当我向右移动目标并向上看它直到它走到-zaxis的180度并且决定走向另一个方向时它会看目标。
Matrix4x4 camera::GetViewMat()
{
Matrix4x4 oRotate, oView;
oView.SetIdentity();
Vector3 lookAtDir = m_targetPosition - m_camPosition;
Vector3 lookAtHorizontal = Vector3(lookAtDir.GetX(), 0.0f, lookAtDir.GetZ());
lookAtHorizontal.Normalize();
float angle = acosf(Vector3(0.0f, 0.0f, -1.0f).Dot(lookAtHorizontal));
Quaternions horizontalOrient(angle, Vector3(0.0f, 1.0f, 0.0f));
ori = horizontalOrient;
ori.Conjugate();
oRotate = ori.ToMatrix();
Vector3 inverseTranslate = Vector3(-m_camPosition.GetX(), -m_camPosition.GetY(), -m_camPosition.GetZ());
oRotate.Transform(inverseTranslate);
oRotate.Set(0, 3, inverseTranslate.GetX());
oRotate.Set(1, 3, inverseTranslate.GetY());
oRotate.Set(2, 3, inverseTranslate.GetZ());
oView = oRotate;
return oView;
}
答案 0 :(得分:2)
正如所承诺的那样,一些代码显示了我让相机随时观察太空中特定点的方式。
首先,我们需要一种从角度和轴构造四元数的方法,我碰巧在pastebin上有这个,角度输入是弧度:
确保你没有输入轴(0,0,0),这没有任何意义。
现在是实际的更新方法,我们需要让四元数将相机从默认方向旋转到指向目标点。请注意,我刚刚写了这篇文章,它可能需要一些调试,可能需要一些优化,但这至少应该让你朝着正确的方向发展。
void camera::update()
{
// First get the direction from the camera's position to the target point
vec3 lookAtDir = m_targetPoint - m_position;
// I'm going to divide the vector into two 'components', the Y axis rotation
// and the Up/Down rotation, like a regular camera would work.

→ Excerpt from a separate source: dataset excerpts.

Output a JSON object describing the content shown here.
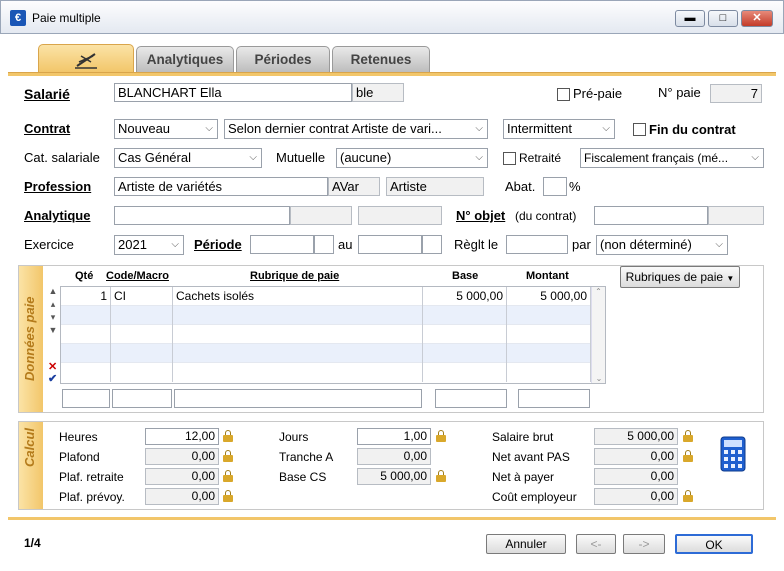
{
  "window": {
    "title": "Paie multiple"
  },
  "tabs": [
    {
      "label": ""
    },
    {
      "label": "Analytiques"
    },
    {
      "label": "Périodes"
    },
    {
      "label": "Retenues"
    }
  ],
  "header": {
    "salarie_label": "Salarié",
    "salarie_name": "BLANCHART Ella",
    "salarie_code": "ble",
    "prepaie_label": "Pré-paie",
    "npaie_label": "N° paie",
    "npaie_value": "7",
    "contrat_label": "Contrat",
    "contrat_value": "Nouveau",
    "contrat_mode": "Selon dernier contrat Artiste de vari...",
    "contrat_type": "Intermittent",
    "fin_contrat_label": "Fin du contrat",
    "cat_label": "Cat. salariale",
    "cat_value": "Cas Général",
    "mutuelle_label": "Mutuelle",
    "mutuelle_value": "(aucune)",
    "retraite_label": "Retraité",
    "fiscal_value": "Fiscalement français (mé...",
    "profession_label": "Profession",
    "profession_value": "Artiste de variétés",
    "profession_code": "AVar",
    "profession_short": "Artiste",
    "abat_label": "Abat.",
    "percent": "%",
    "analytique_label": "Analytique",
    "nobjet_label": "N° objet",
    "nobjet_sub": "(du contrat)",
    "exercice_label": "Exercice",
    "exercice_value": "2021",
    "periode_label": "Période",
    "au_label": "au",
    "reglt_label": "Règlt le",
    "par_label": "par",
    "par_value": "(non déterminé)"
  },
  "donnees": {
    "side_label": "Données paie",
    "columns": {
      "qte": "Qté",
      "code": "Code/Macro",
      "rubrique": "Rubrique de paie",
      "base": "Base",
      "montant": "Montant"
    },
    "rows": [
      {
        "qte": "1",
        "code": "CI",
        "rubrique": "Cachets isolés",
        "base": "5 000,00",
        "montant": "5 000,00"
      }
    ],
    "rubriques_button": "Rubriques de paie"
  },
  "calcul": {
    "side_label": "Calcul",
    "heures_label": "Heures",
    "heures_value": "12,00",
    "plafond_label": "Plafond",
    "plafond_value": "0,00",
    "plaf_retraite_label": "Plaf. retraite",
    "plaf_retraite_value": "0,00",
    "plaf_prevoy_label": "Plaf. prévoy.",
    "plaf_prevoy_value": "0,00",
    "jours_label": "Jours",
    "jours_value": "1,00",
    "tranche_label": "Tranche A",
    "tranche_value": "0,00",
    "basecs_label": "Base CS",
    "basecs_value": "5 000,00",
    "brut_label": "Salaire brut",
    "brut_value": "5 000,00",
    "net_pas_label": "Net avant PAS",
    "net_pas_value": "0,00",
    "net_payer_label": "Net à payer",
    "net_payer_value": "0,00",
    "cout_label": "Coût employeur",
    "cout_value": "0,00"
  },
  "footer": {
    "page": "1/4",
    "annuler": "Annuler",
    "prev": "<-",
    "next": "->",
    "ok": "OK"
  }
}
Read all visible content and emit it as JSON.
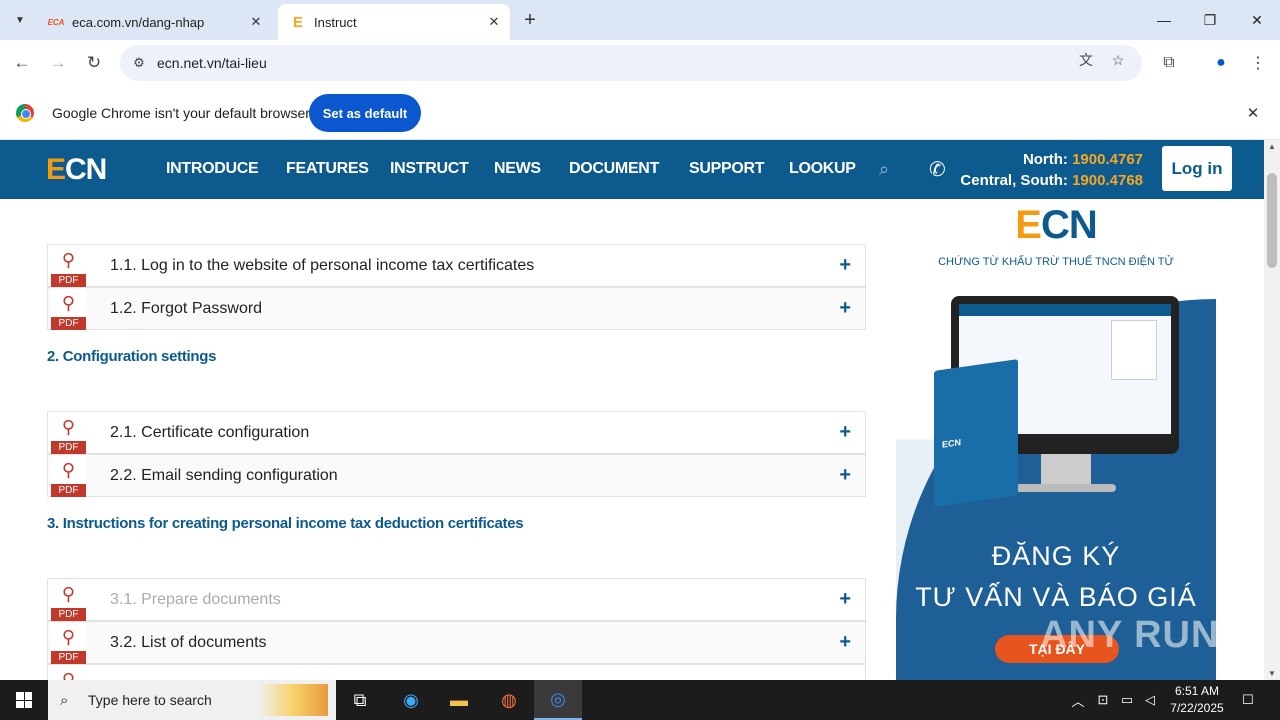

// First to calculate the rotation around the Y axis, so we zero out the y
// component:
vec3 lookAtHorizontal = vec3(lookAtDir.x, 0.0f, lookAtDir.z).normalize();
// Get the quaternion from 'default' direction to the horizontal direction
// In this case, 'default' direction is along the -z axis, like most OpenGL
// programs. Make sure the projection matrix works according to this.
float angle = acos(vec3(0.0f, 0.0f, -1.0f).dot(lookAtHorizontal));
quaternion horizontalOrient(angle, vec3(0.0f, 1.0f, 0.0f));
// Since we already stripped the Y component, we can simply get the up/down
// rotation from it as well.
angle = acos(lookAtDir.normalize().dot(lookAtHorizontal));
if(angle) horizontalOrient *= quaternion(angle, lookAtDir.cross(lookAtHorizontal));
// ...
m_orientation = horizontalOrient;
}
现在实际采取m_orientation
和m_position
并获取世界 - >相机矩阵
// First inverse each element (-position and inverse the quaternion),
// the position is rotated since the position within a matrix is 'added' last
// to the output vector, so it needs to account for rotation of the space.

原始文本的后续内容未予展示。